Dan Osgood, our Disability and Social Inclusion Manager shares why it's important for us to share open, honest and positive conversations about mental health.

Teams across Ventia are recognising and supporting R U OK? Day, which is held annually on 8 September. 

This year the theme for R U OK? Day is 'No qualifications needed'. 

As Dan Osgood, our Disability and Social Inclusion Manager says, "You don't need a qualification to care about people, you just need to care. I get to work with so many different people working at Ventia and I know that we have the best people and some with the biggest hearts who are always wanting to do the right thing. 

Your mental health is the most important thing you have. Because if you don't feel mentally well, how can you give the best version to yourself or anyone else?

As well as working in health services and having a degree in Social Science, Dan's mum has been a mental health nurse for 35 years. Dan has grown up recognising why it's important to share open, honest and positive conversations about mental health. 

Words matter

"I remember years ago and being really anxious before I was about to sit my HSC," Dan says. "My mind was cluttered and I wasn't in the present and realised that I had left my calculator at home and just before the exam. Instead of being understanding and supportive, a teacher humiliated me by laughing at me in front of 100 students and saying, "Get used to saying this, 'Would you like a large fries with that?'". 

Words matter. Everything this teacher said was about making me feel inadequate about myself and my future aspirations.

Dan says he didn't get the marks he needed to get into university, so between the ages of 18 and 21 he found it tough watching his friends go off and study or complete trades. 
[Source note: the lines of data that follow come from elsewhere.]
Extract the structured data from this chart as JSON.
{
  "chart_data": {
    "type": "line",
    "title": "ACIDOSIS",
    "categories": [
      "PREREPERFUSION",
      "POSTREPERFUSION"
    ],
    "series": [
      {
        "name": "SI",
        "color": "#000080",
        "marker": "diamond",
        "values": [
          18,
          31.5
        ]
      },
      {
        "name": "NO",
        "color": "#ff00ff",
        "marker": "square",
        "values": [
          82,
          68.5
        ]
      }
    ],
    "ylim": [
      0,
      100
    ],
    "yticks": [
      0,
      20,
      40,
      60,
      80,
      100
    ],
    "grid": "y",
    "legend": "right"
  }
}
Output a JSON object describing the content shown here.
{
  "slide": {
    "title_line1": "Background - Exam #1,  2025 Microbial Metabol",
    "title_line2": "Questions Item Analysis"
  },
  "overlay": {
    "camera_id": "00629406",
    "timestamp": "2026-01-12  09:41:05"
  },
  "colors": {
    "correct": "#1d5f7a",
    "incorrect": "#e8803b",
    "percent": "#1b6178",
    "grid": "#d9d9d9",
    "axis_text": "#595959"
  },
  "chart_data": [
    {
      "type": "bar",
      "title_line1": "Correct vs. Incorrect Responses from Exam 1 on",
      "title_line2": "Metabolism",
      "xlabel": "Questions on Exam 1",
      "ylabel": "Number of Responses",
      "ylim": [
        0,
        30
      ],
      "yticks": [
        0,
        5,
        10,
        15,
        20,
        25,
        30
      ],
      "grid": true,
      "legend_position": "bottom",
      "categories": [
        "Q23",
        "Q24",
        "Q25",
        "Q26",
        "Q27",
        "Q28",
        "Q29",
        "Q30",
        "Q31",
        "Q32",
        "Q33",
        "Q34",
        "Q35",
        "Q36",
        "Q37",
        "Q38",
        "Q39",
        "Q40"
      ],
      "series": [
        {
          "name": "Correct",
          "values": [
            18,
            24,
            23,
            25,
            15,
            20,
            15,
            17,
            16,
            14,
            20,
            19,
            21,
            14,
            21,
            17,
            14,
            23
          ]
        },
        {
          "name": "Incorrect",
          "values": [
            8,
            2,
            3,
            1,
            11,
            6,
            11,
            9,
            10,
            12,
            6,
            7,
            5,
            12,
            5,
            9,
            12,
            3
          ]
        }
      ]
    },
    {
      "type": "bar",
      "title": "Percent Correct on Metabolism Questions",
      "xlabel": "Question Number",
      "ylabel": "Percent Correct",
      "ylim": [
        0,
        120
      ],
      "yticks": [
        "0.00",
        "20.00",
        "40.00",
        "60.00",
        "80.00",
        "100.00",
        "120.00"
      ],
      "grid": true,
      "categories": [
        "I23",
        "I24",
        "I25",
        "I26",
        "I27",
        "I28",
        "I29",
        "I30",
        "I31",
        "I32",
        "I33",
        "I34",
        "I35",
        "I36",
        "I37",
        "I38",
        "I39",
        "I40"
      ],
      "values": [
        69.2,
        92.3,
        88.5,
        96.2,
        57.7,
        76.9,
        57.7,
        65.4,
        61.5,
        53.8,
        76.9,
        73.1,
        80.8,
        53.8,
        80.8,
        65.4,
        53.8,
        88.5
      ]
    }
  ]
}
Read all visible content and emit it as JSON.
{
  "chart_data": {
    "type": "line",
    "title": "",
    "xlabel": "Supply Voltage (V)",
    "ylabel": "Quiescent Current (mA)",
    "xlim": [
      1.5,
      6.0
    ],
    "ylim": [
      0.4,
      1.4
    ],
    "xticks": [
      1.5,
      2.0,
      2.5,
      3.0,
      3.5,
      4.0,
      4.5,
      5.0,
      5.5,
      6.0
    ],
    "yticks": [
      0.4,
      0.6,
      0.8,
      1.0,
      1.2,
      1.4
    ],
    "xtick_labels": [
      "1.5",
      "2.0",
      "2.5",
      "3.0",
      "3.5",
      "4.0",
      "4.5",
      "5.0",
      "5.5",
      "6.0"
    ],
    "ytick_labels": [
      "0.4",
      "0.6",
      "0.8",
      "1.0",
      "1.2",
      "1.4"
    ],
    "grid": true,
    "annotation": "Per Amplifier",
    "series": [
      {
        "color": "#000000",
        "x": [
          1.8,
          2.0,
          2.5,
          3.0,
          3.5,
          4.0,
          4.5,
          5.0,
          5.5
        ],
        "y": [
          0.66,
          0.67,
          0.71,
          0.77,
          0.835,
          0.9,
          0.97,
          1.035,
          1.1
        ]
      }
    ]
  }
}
"While I've had many successes since then you can't forget those moments as they created and changed perceptions of who I thought I was. I don't want anyone else to feel that way - feeling like a failure and being judged - which is why I am so passionate about my job at Ventia."
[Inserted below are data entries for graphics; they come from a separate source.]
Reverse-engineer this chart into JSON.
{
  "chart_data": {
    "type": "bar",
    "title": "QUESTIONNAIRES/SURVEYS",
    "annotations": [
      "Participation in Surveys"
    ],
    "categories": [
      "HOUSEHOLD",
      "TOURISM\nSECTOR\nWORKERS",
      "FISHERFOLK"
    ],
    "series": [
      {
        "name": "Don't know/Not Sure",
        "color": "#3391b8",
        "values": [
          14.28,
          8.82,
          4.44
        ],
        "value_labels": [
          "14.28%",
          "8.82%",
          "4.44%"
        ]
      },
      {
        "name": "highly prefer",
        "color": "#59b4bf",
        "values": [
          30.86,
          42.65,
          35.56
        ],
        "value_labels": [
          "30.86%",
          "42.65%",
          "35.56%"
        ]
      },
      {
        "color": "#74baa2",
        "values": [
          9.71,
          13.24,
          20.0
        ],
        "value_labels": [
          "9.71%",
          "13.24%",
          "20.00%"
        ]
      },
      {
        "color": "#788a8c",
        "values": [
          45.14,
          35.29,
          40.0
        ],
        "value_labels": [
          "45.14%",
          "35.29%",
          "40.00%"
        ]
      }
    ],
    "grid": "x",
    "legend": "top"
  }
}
Dan Osgood and Tracey Smith at a Ventia career event

Dan is passionate about his job as a Disability and Social Inclusion Manager at Ventia - here at a career event with Tracey Smith.

It's OK to share you've struggled

Dan also stresses that it's important for leaders to create an environment where it's OK to share you've struggled, you're anxious or depressed. 
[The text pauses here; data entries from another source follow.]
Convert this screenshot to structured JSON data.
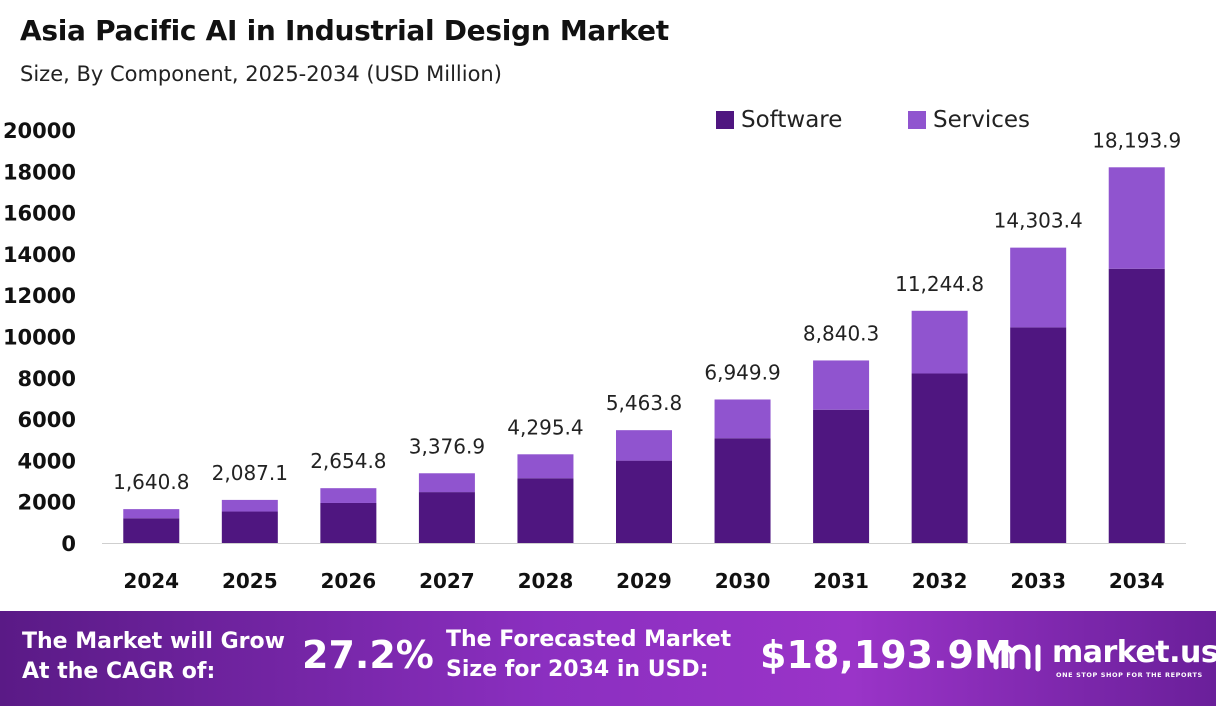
{
  "chart_data": {
    "type": "bar",
    "stacked": true,
    "title": "Asia Pacific AI in Industrial Design Market",
    "subtitle": "Size, By Component, 2025-2034 (USD Million)",
    "categories": [
      "2024",
      "2025",
      "2026",
      "2027",
      "2028",
      "2029",
      "2030",
      "2031",
      "2032",
      "2033",
      "2034"
    ],
    "series": [
      {
        "name": "Software",
        "color": "#4f1680",
        "values": [
          1198,
          1524,
          1938,
          2465,
          3136,
          3989,
          5073,
          6453,
          8209,
          10441,
          13281
        ]
      },
      {
        "name": "Services",
        "color": "#9054cf",
        "values": [
          442.8,
          563.1,
          716.8,
          911.9,
          1159.4,
          1474.8,
          1876.9,
          2387.3,
          3035.8,
          3862.4,
          4912.9
        ]
      }
    ],
    "totals_labels": [
      "1,640.8",
      "2,087.1",
      "2,654.8",
      "3,376.9",
      "4,295.4",
      "5,463.8",
      "6,949.9",
      "8,840.3",
      "11,244.8",
      "14,303.4",
      "18,193.9"
    ],
    "ylim": [
      0,
      20000
    ],
    "yticks": [
      "0",
      "2000",
      "4000",
      "6000",
      "8000",
      "10000",
      "12000",
      "14000",
      "16000",
      "18000",
      "20000"
    ],
    "xlabel": "",
    "ylabel": "",
    "grid": false,
    "legend": "top-right"
  },
  "footer": {
    "cagr_text": [
      "The Market will Grow",
      "At the CAGR of:"
    ],
    "cagr_value": "27.2%",
    "forecast_text": [
      "The Forecasted Market",
      "Size for 2034 in USD:"
    ],
    "forecast_value": "$18,193.9M",
    "brand": "market.us",
    "brand_tagline": "ONE STOP SHOP FOR THE REPORTS",
    "logo_icon": "market-us-logo-icon"
  }
}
It's scary being vulnerable, particularly in the workplace where you feel you have to pretend 'everything's OK' - even when things are not going so well at work, home or both.

In addition to looking out for others, Dan also shares how important it is to regularly check in with yourself - to make sure you're OK, too. 

"My head and thoughts are always busy. If I'm feeling stressed and can't focus, one of the things I'll do is go for a walk for 15 minutes and practice my '5-4-3' technique. It's where I find 5 things to see, 4 things to hear and 3 things I can touch. It grounds me, brings me back to the present, helps me reconnect my senses and refocus."

Notice the little things

Dan's final advice is to keep an eye on the little things, before they become big things. 

"To me it's about take care of yourself and being cognisant of the little changes that only you can notice when you're not doing so great," he advises. "Did you used to go for a walk before work but you've stopped because you're more tired than normal? That's when you need to go for that walk or make a change. Talking things over with someone you trust helps more than you think and If you're that for someone, you just need to listen and care - there's no qualifications needed."

With many thanks to Dan for sharing his story with us.

Derek Osborn and Dan Osgood share a selfie in front of a Ventia sign

Group Executive Derek Osborn and Disability and Social Inclusion Manager Dan Osgood share a selfie.


Show your support for R U OK? Day

  • Regularly check in with your colleagues, family and friends because you will notice the small changes that may indicate they may not be OK.
  • Access our R U OK? campaign site for resources.


Top image: 'My friendship with Caleb is one of my most importatnt relationships. He gives me so much support and I know I can just be myself with him. And Caleb knows that I'm also always there for him, too' - Dan Osgood.